(Author’s Note: This post had an able assist from financial whiz Breton Birkhofer.)
Wow, talk about an inflection point. The International Energy Agency reported this week that global demand for gasoline has peaked. This new reality meets both the technical and popular definitions of an inflection point: a) the point at which the direction of a curve bends and b) a time of significant change in a situation.
Something is happening here and we know exactly what it is, don’t we Mr. Jones? The market is working. Through a complex set of climate-focused drivers that include regulatory mandates, price incentives and technological innovation, global aggregate demand for gasoline is declining.
Mind you, the IEA is plotting global demand for gasoline. While demand will continue to grow in developing countries as prosperity drives expansion of the middle class (pun intended), it will be significantly offset by demand reduction in developed, or OECD, countries through electrification of the fleet and better fuel efficiency.
Just a short time ago, it was a different picture.

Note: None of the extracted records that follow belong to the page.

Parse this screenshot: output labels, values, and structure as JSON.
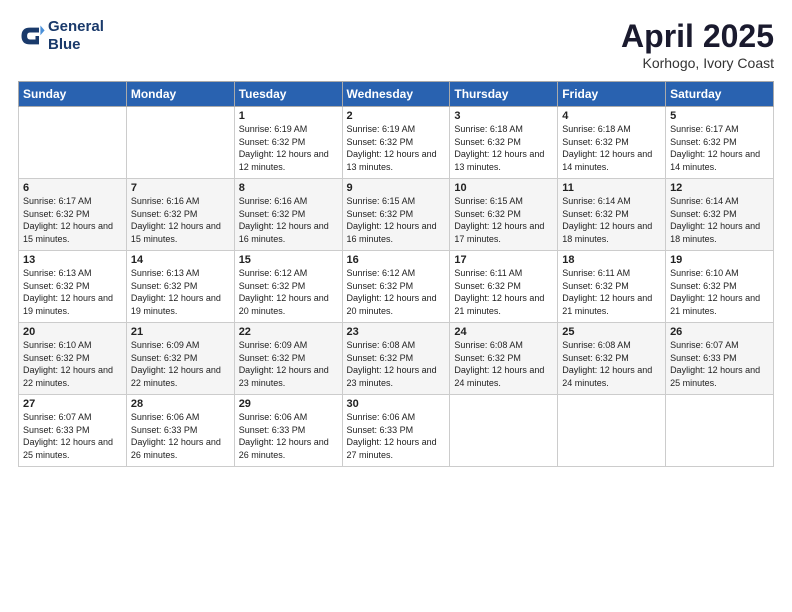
{
  "logo": {
    "line1": "General",
    "line2": "Blue"
  },
  "title": "April 2025",
  "subtitle": "Korhogo, Ivory Coast",
  "days_of_week": [
    "Sunday",
    "Monday",
    "Tuesday",
    "Wednesday",
    "Thursday",
    "Friday",
    "Saturday"
  ],
  "weeks": [
    [
      {
        "day": "",
        "sunrise": "",
        "sunset": "",
        "daylight": ""
      },
      {
        "day": "",
        "sunrise": "",
        "sunset": "",
        "daylight": ""
      },
      {
        "day": "1",
        "sunrise": "Sunrise: 6:19 AM",
        "sunset": "Sunset: 6:32 PM",
        "daylight": "Daylight: 12 hours and 12 minutes."
      },
      {
        "day": "2",
        "sunrise": "Sunrise: 6:19 AM",
        "sunset": "Sunset: 6:32 PM",
        "daylight": "Daylight: 12 hours and 13 minutes."
      },
      {
        "day": "3",
        "sunrise": "Sunrise: 6:18 AM",
        "sunset": "Sunset: 6:32 PM",
        "daylight": "Daylight: 12 hours and 13 minutes."
      },
      {
        "day": "4",
        "sunrise": "Sunrise: 6:18 AM",
        "sunset": "Sunset: 6:32 PM",
        "daylight": "Daylight: 12 hours and 14 minutes."
      },
      {
        "day": "5",
        "sunrise": "Sunrise: 6:17 AM",
        "sunset": "Sunset: 6:32 PM",
        "daylight": "Daylight: 12 hours and 14 minutes."
      }
    ],
    [
      {
        "day": "6",
        "sunrise": "Sunrise: 6:17 AM",
        "sunset": "Sunset: 6:32 PM",
        "daylight": "Daylight: 12 hours and 15 minutes."
      },
      {
        "day": "7",
        "sunrise": "Sunrise: 6:16 AM",
        "sunset": "Sunset: 6:32 PM",
        "daylight": "Daylight: 12 hours and 15 minutes."
      },
      {
        "day": "8",
        "sunrise": "Sunrise: 6:16 AM",
        "sunset": "Sunset: 6:32 PM",
        "daylight": "Daylight: 12 hours and 16 minutes."
      },
      {
        "day": "9",
        "sunrise": "Sunrise: 6:15 AM",
        "sunset": "Sunset: 6:32 PM",
        "daylight": "Daylight: 12 hours and 16 minutes."
      },
      {
        "day": "10",
        "sunrise": "Sunrise: 6:15 AM",
        "sunset": "Sunset: 6:32 PM",
        "daylight": "Daylight: 12 hours and 17 minutes."
      },
      {
        "day": "11",
        "sunrise": "Sunrise: 6:14 AM",
        "sunset": "Sunset: 6:32 PM",
        "daylight": "Daylight: 12 hours and 18 minutes."
      },
      {
        "day": "12",
        "sunrise": "Sunrise: 6:14 AM",
        "sunset": "Sunset: 6:32 PM",
        "daylight": "Daylight: 12 hours and 18 minutes."
      }
    ],
    [
      {
        "day": "13",
        "sunrise": "Sunrise: 6:13 AM",
        "sunset": "Sunset: 6:32 PM",
        "daylight": "Daylight: 12 hours and 19 minutes."
      },
      {
        "day": "14",
        "sunrise": "Sunrise: 6:13 AM",
        "sunset": "Sunset: 6:32 PM",
        "daylight": "Daylight: 12 hours and 19 minutes."
      },
      {
        "day": "15",
        "sunrise": "Sunrise: 6:12 AM",
        "sunset": "Sunset: 6:32 PM",
        "daylight": "Daylight: 12 hours and 20 minutes."
      },
      {
        "day": "16",
        "sunrise": "Sunrise: 6:12 AM",
        "sunset": "Sunset: 6:32 PM",
        "daylight": "Daylight: 12 hours and 20 minutes."
      },
      {
        "day": "17",
        "sunrise": "Sunrise: 6:11 AM",
        "sunset": "Sunset: 6:32 PM",
        "daylight": "Daylight: 12 hours and 21 minutes."
      },
      {
        "day": "18",
        "sunrise": "Sunrise: 6:11 AM",
        "sunset": "Sunset: 6:32 PM",
        "daylight": "Daylight: 12 hours and 21 minutes."
      },
      {
        "day": "19",
        "sunrise": "Sunrise: 6:10 AM",
        "sunset": "Sunset: 6:32 PM",
        "daylight": "Daylight: 12 hours and 21 minutes."
      }
    ],
    [
      {
        "day": "20",
        "sunrise": "Sunrise: 6:10 AM",
        "sunset": "Sunset: 6:32 PM",
        "daylight": "Daylight: 12 hours and 22 minutes."
      },
      {
        "day": "21",
        "sunrise": "Sunrise: 6:09 AM",
        "sunset": "Sunset: 6:32 PM",
        "daylight": "Daylight: 12 hours and 22 minutes."
      },
      {
        "day": "22",
        "sunrise": "Sunrise: 6:09 AM",
        "sunset": "Sunset: 6:32 PM",
        "daylight": "Daylight: 12 hours and 23 minutes."
      },
      {
        "day": "23",
        "sunrise": "Sunrise: 6:08 AM",
        "sunset": "Sunset: 6:32 PM",
        "daylight": "Daylight: 12 hours and 23 minutes."
      },
      {
        "day": "24",
        "sunrise": "Sunrise: 6:08 AM",
        "sunset": "Sunset: 6:32 PM",
        "daylight": "Daylight: 12 hours and 24 minutes."
      },
      {
        "day": "25",
        "sunrise": "Sunrise: 6:08 AM",
        "sunset": "Sunset: 6:32 PM",
        "daylight": "Daylight: 12 hours and 24 minutes."
      },
      {
        "day": "26",
        "sunrise": "Sunrise: 6:07 AM",
        "sunset": "Sunset: 6:33 PM",
        "daylight": "Daylight: 12 hours and 25 minutes."
      }
    ],
    [
      {
        "day": "27",
        "sunrise": "Sunrise: 6:07 AM",
        "sunset": "Sunset: 6:33 PM",
        "daylight": "Daylight: 12 hours and 25 minutes."
      },
      {
        "day": "28",
        "sunrise": "Sunrise: 6:06 AM",
        "sunset": "Sunset: 6:33 PM",
        "daylight": "Daylight: 12 hours and 26 minutes."
      },
      {
        "day": "29",
        "sunrise": "Sunrise: 6:06 AM",
        "sunset": "Sunset: 6:33 PM",
        "daylight": "Daylight: 12 hours and 26 minutes."
      },
      {
        "day": "30",
        "sunrise": "Sunrise: 6:06 AM",
        "sunset": "Sunset: 6:33 PM",
        "daylight": "Daylight: 12 hours and 27 minutes."
      },
      {
        "day": "",
        "sunrise": "",
        "sunset": "",
        "daylight": ""
      },
      {
        "day": "",
        "sunrise": "",
        "sunset": "",
        "daylight": ""
      },
      {
        "day": "",
        "sunrise": "",
        "sunset": "",
        "daylight": ""
      }
    ]
  ]
}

I had the good fortune of working at Chevron for 10 years, from 2004 to 2014. When I came into the business in 2004, oil was selling for roughly $37 a barrel. Soon after, Forbes magazine ran a cover story, for which my company was a source, that carried the headline “Why $45 Oil Is Good For You.” The thesis of the story was that higher prices would provide oil companies with more capital to invest in increased production, ameliorating prices over the long-term. In fact, oil prices kept going up and hovered over the $100/barrel mark in 2011-12. There were a lot of factors that went into that price, but the fundamental truth was that supply couldn’t meet demand. That’s when Chevron started talking about the “new energy equation.”

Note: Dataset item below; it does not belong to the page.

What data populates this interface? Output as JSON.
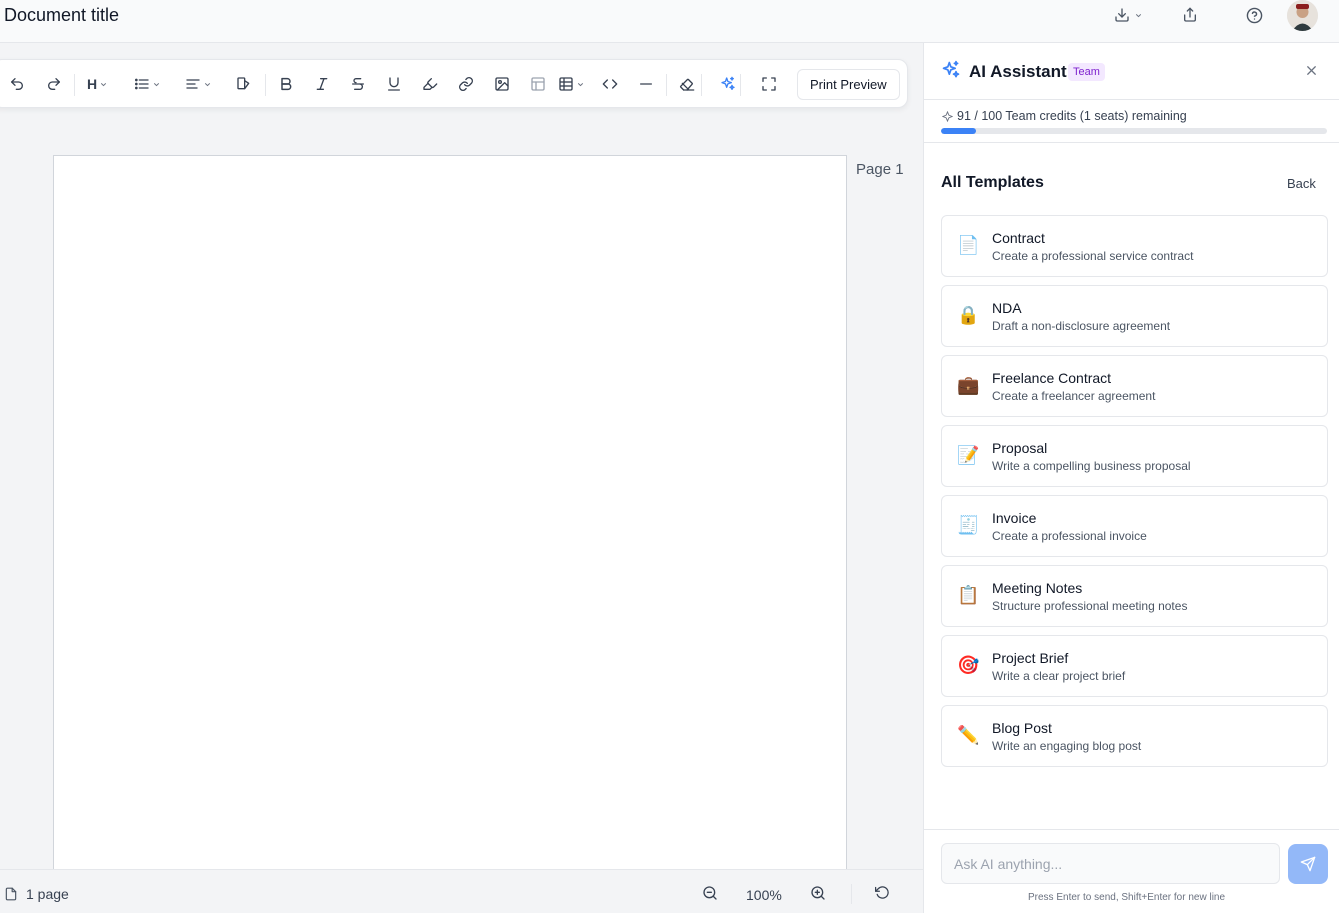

But again, that was a global dynamic in which the explosive growth of India and China played a big role. On the other side of the world, as shown by the chart below, gasoline use in the U.S. started to peak around the 2014 time frame. And it has continued to go down ever since, as it has to a large extent in the U.K., Japan and Germany.
In 2020, the demand shock, compounded by the pandemic, was big enough to force the major oil companies to take a collective write-off of $105 billion as their asset prices plunged. There was even a brief moment in 2020 when oil prices fell below $0, meaning that sellers of oil were actually paying people to take it off their hands. Oil storage facilities were charging exorbitant rates to hold supplies until prices firmed up, which they started to do in early 2021.
Clearly, working in the oil industry isn’t for the faint of heart. But at least the path is clear: over the long term, gasoline demand is declining in the U.S. And if we zoom out, we’re seeing the same sort of inflection points in other energy markets. To paraphrase Henny Youngman, take natural gas, please.
Like gasoline, power markets are responding to regulatory and price signals and rapidly displacing coal as a power source with natural gas (which has about half the carbon content of coal). If you care about the climate, this is a good thing because the power and industrial sectors make up almost half of all greenhouse gas emissions in the U.S.
And like transportation, the industrial sector is becoming more efficient, so that the U.S. economy as a whole, measured by GDP, is becoming much less energy-intense measured by energy cost as a factor of GDP.
All of these metrics — gasoline demand, natural gas uptake, energy efficiency — are moving in the right direction in the context of climate change. The curve of U.S. greenhouse gas emissions relative to international targets is steadily moving down.
The point of all this is that markets are working. They’re responding to regulatory and price signals in meaningful ways and generating the right outcomes. In the renewables space, private funding is flowing into energy R&D at record levels; Amazon just started investing out of its $2 billion climate fund. And investors are buying battery SPACs like kids in a candy store.
We should keep all of this in mind as that rough beast known as the Green New Deal slouches out of Washington.
It will come. We’re seeing the Rooseveltian ambitions of the Biden Administration on full display in the scope of the American Rescue Plan. Next will come infrastructure, then will come climate. We don’t need to go into all the details of the Green New Deal as it was first introduced, but essentially it would leave no corner of the American economy untouched.
When the $2 trillion rough beast of climate legislation is unveiled and President Biden talks about our “narrow moment” to overcome climate catastrophe, just remember: the markets are working. Can we do more? Sure. A carbon tax, for instance, seems to be a pretty good idea to send a long-term price signal to the market. It would be fair and equitable without being disruptive. And it would tend to amplify the market forces that are already in place and having quite positive results.
The kind of trends we’re seeing in U.S. carbon markets today are only likely to accelerate, even if we do nothing. Adopting a Green New Deal, which would metastasize energy regulation, runs the risk of creating a level of economic disruption that would strangle growth. That, in turn, could create a wave of capital depreciation at a time when the country needs to expand its manufacturing and industrial capabilities.
So when the time comes, just remember: the markets are working. Let’s keep it that way.